Сразу за грядками, за огородом начинается луг, широкий и звонкий. В Займище его зовут пастольником. Должно быть, потому, что когда-то здесь по-над речкою росли липы и мужики драли из них лыко на пастолы. Каких только трав и цветов не встретишь на этом лугу! Вот желтые ласковые лютики раскинулись по едва заметным пригоркам, вот голубые колокольчики притаились под кустами ольхи в траве-гусятнике (от того, наверное, и луг кажется звонким), вот дикие ирисы выглядывают из луговой овсяницы то по-ночному синие, то бархатно-желтые.
Река Сновь прозрачною голубою лентою петляет по лугу и делит его на две части: Займищанскую и Заречную. И там, и здесь повстречаются тебе заросшие царь-зельем, камышом и молодою осокою озера: Маковое, Тайное, Залетное… Подойдешь к ним поближе и обязательно увидишь, как играет в них рыба, как плавают выводки диких уток и как важно расхаживает по берегу, охотясь за лягушками, аист.

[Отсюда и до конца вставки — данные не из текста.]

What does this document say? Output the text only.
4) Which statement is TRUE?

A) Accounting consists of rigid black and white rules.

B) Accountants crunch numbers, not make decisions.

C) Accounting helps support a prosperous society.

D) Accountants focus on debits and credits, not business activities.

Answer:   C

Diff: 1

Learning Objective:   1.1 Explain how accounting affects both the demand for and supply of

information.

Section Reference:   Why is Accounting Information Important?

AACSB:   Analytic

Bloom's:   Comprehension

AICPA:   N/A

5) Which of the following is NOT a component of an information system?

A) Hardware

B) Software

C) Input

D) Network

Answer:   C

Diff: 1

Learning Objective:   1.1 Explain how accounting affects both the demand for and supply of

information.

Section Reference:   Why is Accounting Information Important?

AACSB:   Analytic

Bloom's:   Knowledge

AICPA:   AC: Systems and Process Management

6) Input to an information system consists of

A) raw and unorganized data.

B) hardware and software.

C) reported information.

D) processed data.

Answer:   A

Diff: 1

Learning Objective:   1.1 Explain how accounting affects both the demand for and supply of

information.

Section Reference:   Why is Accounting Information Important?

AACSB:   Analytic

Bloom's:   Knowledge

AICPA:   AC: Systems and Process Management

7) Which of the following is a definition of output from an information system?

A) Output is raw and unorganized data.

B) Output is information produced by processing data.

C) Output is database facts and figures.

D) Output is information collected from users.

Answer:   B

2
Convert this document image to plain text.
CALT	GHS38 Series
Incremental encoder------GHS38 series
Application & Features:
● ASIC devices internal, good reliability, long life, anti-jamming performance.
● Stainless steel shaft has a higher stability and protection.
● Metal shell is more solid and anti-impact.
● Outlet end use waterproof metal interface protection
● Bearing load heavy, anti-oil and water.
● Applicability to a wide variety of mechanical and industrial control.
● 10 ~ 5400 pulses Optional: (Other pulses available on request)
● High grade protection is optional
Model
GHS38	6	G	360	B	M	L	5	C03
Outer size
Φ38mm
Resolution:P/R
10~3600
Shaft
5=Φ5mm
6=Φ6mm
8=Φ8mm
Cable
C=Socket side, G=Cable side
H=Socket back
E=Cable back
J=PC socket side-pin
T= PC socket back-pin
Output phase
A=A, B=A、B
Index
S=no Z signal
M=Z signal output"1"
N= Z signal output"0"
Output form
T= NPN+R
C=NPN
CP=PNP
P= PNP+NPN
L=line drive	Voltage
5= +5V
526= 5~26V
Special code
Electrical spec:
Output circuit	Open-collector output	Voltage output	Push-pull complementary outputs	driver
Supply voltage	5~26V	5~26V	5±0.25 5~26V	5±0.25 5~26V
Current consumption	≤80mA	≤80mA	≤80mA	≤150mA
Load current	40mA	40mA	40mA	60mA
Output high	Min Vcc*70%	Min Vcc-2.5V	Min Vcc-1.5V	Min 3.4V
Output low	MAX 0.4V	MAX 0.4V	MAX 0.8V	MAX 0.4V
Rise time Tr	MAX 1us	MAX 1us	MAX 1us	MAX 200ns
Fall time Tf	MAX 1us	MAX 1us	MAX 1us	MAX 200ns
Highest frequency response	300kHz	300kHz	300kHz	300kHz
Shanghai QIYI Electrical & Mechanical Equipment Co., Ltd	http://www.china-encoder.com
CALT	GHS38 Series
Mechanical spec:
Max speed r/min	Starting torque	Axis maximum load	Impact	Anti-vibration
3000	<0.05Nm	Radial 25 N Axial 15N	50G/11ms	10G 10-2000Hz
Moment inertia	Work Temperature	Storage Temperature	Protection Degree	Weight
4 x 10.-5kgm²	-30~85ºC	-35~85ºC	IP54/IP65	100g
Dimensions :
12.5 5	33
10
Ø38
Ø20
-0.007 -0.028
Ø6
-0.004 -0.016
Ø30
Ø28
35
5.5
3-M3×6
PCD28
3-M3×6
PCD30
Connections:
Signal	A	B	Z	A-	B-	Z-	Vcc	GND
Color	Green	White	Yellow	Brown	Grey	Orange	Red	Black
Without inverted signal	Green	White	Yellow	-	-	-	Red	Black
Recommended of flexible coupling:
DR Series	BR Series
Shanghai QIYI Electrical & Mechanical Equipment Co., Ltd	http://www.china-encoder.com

Со всех сторон по горизонту окружают луг леса: сосновые, березовые, осиновые. А в них все, что только твоей душе угодно: грибы — и белые, и рыжики, и маслята. Идешь по тропинке, а они, прикрывшись листьями и прошлогодними иголками, так и насмехаются над тобой: «А вот и не найдешь! А вот и не найдешь!» Но ты лишь улыбнешься в ответ, потому что, может быть, на этот раз собрался в лес вовсе и не за ними, а за ягодами: черникой и малиной или за лесными цветами, или зверя тебе какого-нибудь увидеть захотелось, птицу лесную послушать…
В любое время года раздольно и весело жить в Займище. Но лучше всего, конечно, весною. Выйдешь ранним утром со двора в сад, глянешь — а там будто белое облако опустилось на землю. Все вокруг сказочное, странное: и деревья, и кусты, и даже пчелы, что, не умолкая, гудят на каждом цветочке. А воздух! Мягкий, ласковый, вдохнешь его — и сразу голова у тебя закружится, опьянеет… На лугу тоже облако, но не белое, а желто-зеленое от лютиков и только что начавшей отрастать травы. Постоишь там немного и вдруг почувствуешь, как какая-то неведомая сила ломит и томит все твое тело. Тогда возвращайся домой, запрягай лошадей и выезжай в поле — оно давным-давно уже ждет тебя.
Самая трудная и самая желанная — первая борозда. Пройдешь ее и не выдержишь — оглянешься, чтоб полюбоваться на свою работу, а там уже грач важный такой и надменный шагает за тобою следом, словно проверяет, хорошо ли ты пашешь, не ленишься ли.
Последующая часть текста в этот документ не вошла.